Scripture for the week: Job 42:1-6, 10-17 (the conclusion of Job’s story); Psalm 34:1-8; Hebrews 7:23-28; Mark 10:46-52 (the healing of Bartimaeus, a blind beggar)
Perhaps it might seem important only to biblical “anoraks,” or pedants, but the healing of blind Bartimaeus is in the wrong place in the gospel of Mark – who otherwise has healing stories carefully organised together. So what does it mean – why is that important?
Mark makes a point by placing the incident after the astonishment of disciples when Jesus told them about the difficulty of the rich entering the kingdom of God; the disciples then failed to listen to his teaching about his impending fate, and instead entered a big argument about who sits where in the kingdom.

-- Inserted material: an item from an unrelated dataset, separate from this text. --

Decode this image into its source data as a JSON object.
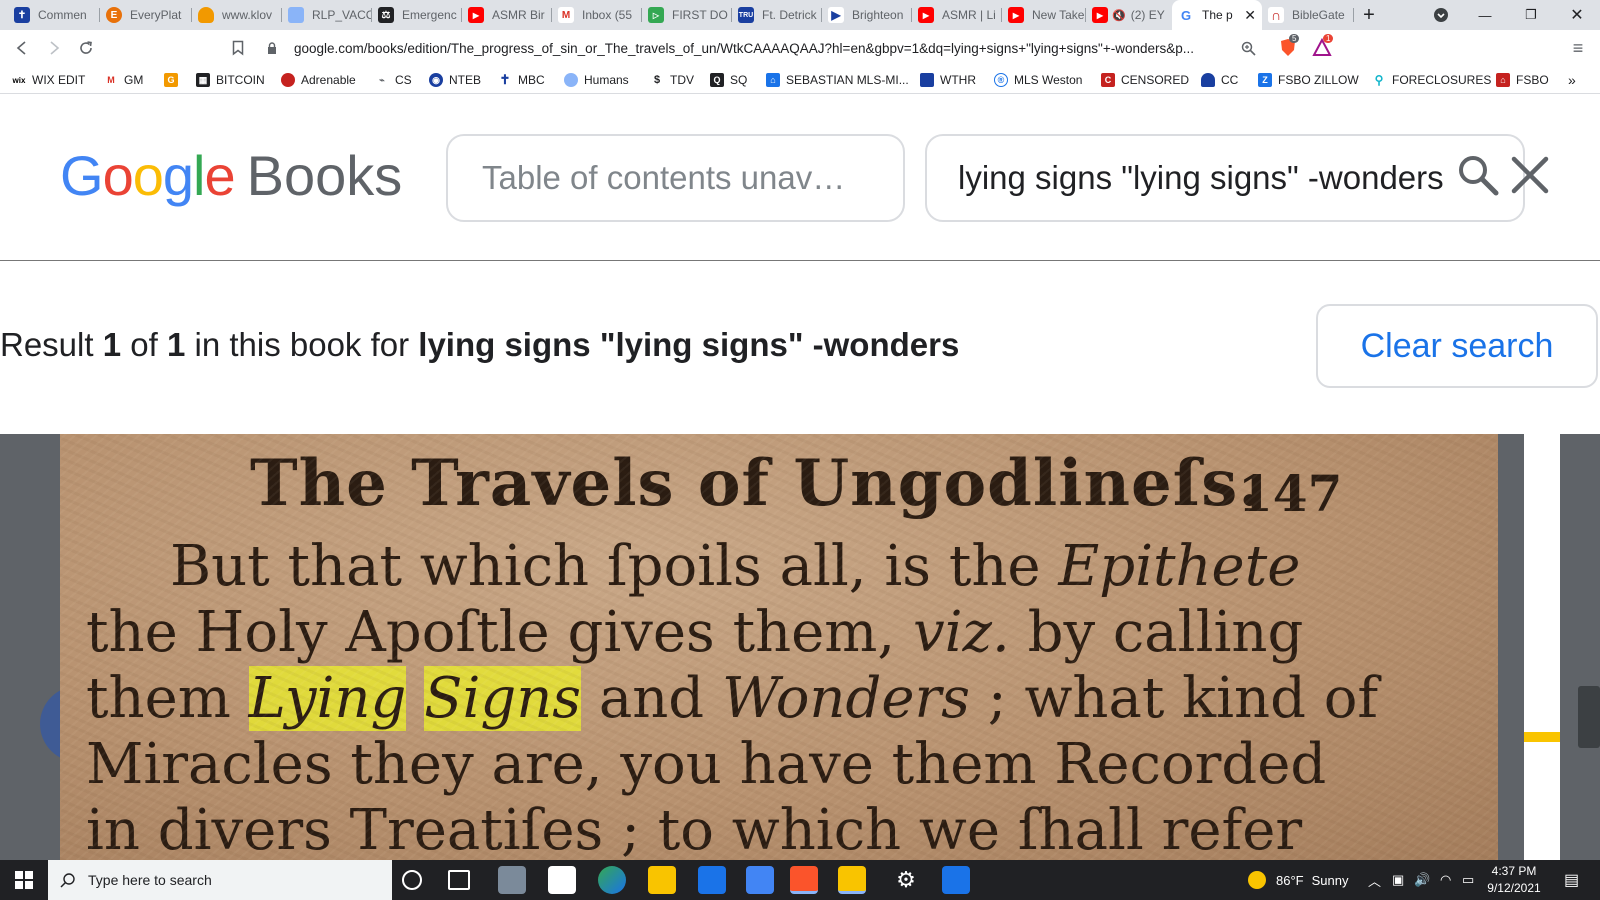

Along came Bartimaeus, who was blind, yet who saw through his blindness to perceive the nature of Jesus, and cried out for healing. The disciples tried to silence him, but Jesus healed the blind beggar, who got up and followed.
The point in the stark contrast is that Bartimaeus saw what the disciples could not; he was healed, or “saved” in a way that would only come to the disciples after they had passed through crucifixion and rebirth, removing the scales from their eyes. True healing can only come when we are ready for it.

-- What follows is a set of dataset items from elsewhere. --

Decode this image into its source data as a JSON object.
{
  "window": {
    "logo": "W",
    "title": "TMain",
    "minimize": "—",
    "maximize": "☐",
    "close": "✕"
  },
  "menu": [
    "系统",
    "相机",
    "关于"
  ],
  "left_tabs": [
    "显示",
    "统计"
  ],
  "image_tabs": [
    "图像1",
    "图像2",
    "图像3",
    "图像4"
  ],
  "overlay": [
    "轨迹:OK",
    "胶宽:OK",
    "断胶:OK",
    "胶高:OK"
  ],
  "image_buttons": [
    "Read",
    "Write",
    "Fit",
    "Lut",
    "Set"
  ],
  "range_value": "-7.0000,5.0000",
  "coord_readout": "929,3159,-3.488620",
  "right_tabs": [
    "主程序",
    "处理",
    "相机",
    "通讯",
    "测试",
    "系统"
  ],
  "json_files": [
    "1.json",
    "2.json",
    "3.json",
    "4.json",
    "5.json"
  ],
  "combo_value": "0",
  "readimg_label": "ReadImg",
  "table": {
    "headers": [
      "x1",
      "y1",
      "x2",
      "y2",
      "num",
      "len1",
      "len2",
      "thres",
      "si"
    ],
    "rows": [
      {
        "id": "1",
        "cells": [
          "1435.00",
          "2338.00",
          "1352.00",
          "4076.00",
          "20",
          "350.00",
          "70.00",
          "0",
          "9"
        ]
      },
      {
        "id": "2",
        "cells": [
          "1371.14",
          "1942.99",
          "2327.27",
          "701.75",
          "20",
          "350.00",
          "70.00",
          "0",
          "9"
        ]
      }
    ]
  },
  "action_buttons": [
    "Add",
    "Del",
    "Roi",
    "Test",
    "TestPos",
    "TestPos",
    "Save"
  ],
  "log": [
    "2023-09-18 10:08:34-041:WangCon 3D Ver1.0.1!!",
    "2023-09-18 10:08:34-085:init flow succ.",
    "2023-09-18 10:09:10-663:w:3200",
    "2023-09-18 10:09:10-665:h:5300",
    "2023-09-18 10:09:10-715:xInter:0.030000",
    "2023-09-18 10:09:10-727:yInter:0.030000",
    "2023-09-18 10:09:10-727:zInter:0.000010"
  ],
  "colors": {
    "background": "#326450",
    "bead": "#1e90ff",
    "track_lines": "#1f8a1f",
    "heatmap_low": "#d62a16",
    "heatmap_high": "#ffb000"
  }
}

The story of Job makes this point in a different, and painfully poignant way. After all that Job endured, innocently, he found that what God said to him out of a whirlwind left him feeling in need of repentance, as if he had been liberated from a form of blindness.
To view the role of religion and faith as a means of avoiding difficulty, pain, suffering, or loss, is short-sighted; these things happen to all. We have to turn ourselves over to God and give back some of the love that we have received; this is what will – in God’s good time – make all well – but will not avoid the challenges.

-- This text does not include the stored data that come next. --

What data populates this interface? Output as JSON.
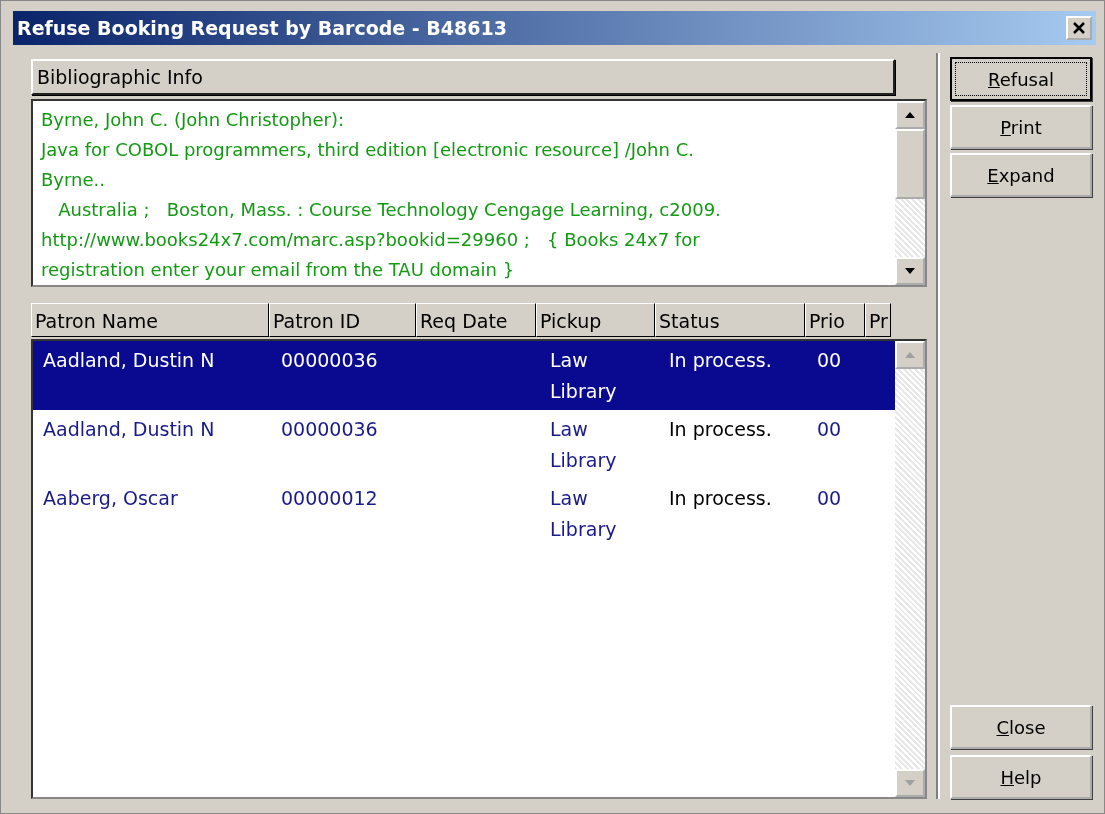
{
  "window": {
    "title": "Refuse Booking Request by Barcode - B48613"
  },
  "bibliographic_info": {
    "heading": "Bibliographic Info",
    "lines": [
      "Byrne, John C. (John Christopher):",
      "Java for COBOL programmers, third edition [electronic resource] /John C.",
      "Byrne..",
      "   Australia ;   Boston, Mass. : Course Technology Cengage Learning, c2009.",
      "http://www.books24x7.com/marc.asp?bookid=29960 ;   { Books 24x7 for",
      "registration enter your email from the TAU domain }"
    ]
  },
  "table": {
    "columns": [
      "Patron Name",
      "Patron ID",
      "Req Date",
      "Pickup",
      "Status",
      "Prio",
      "Pr"
    ],
    "rows": [
      {
        "patron_name": "Aadland, Dustin N",
        "patron_id": "00000036",
        "pickup": "Law Library",
        "status": "In process.",
        "priority": "00",
        "selected": true
      },
      {
        "patron_name": "Aadland, Dustin N",
        "patron_id": "00000036",
        "pickup": "Law Library",
        "status": "In process.",
        "priority": "00",
        "selected": false
      },
      {
        "patron_name": "Aaberg, Oscar",
        "patron_id": "00000012",
        "pickup": "Law Library",
        "status": "In process.",
        "priority": "00",
        "selected": false
      }
    ]
  },
  "buttons": [
    {
      "label": "Refusal",
      "focused": true
    },
    {
      "label": "Print",
      "focused": false
    },
    {
      "label": "Expand",
      "focused": false
    }
  ],
  "bottom_buttons": [
    {
      "label": "Close",
      "focused": false
    },
    {
      "label": "Help",
      "focused": false
    }
  ]
}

The story of Malala Yousafzai is an example of turning oppression and suffering towards good. So is the life of Kirsty Howard (the little girl who at the age of 7 launched the Commonwealth Games with David Beckham), who died yesterday at the age of twenty, after turning a peculiar defect – a heart the wrong way round – into a lifetime dedicated to raising funds to help countless terminally ill children.
God will use suffering to bring healing, failure to show grace, darkness to shine light into life, blindness to give fresh vision and death to bring resurrection, an opportunity for new life. In their own ways, both Job and Bartimaeus did what the disciples were not ready to do: to know that they were blind, to seek and accept new vision, and then to see and follow.
Where is our vision limited? Or do we believe that we are a generation without any blindness such as that which afflicted the disciples? Through whose eyes might we be offered a new way of seeing? What is it that we need to see – and then follow?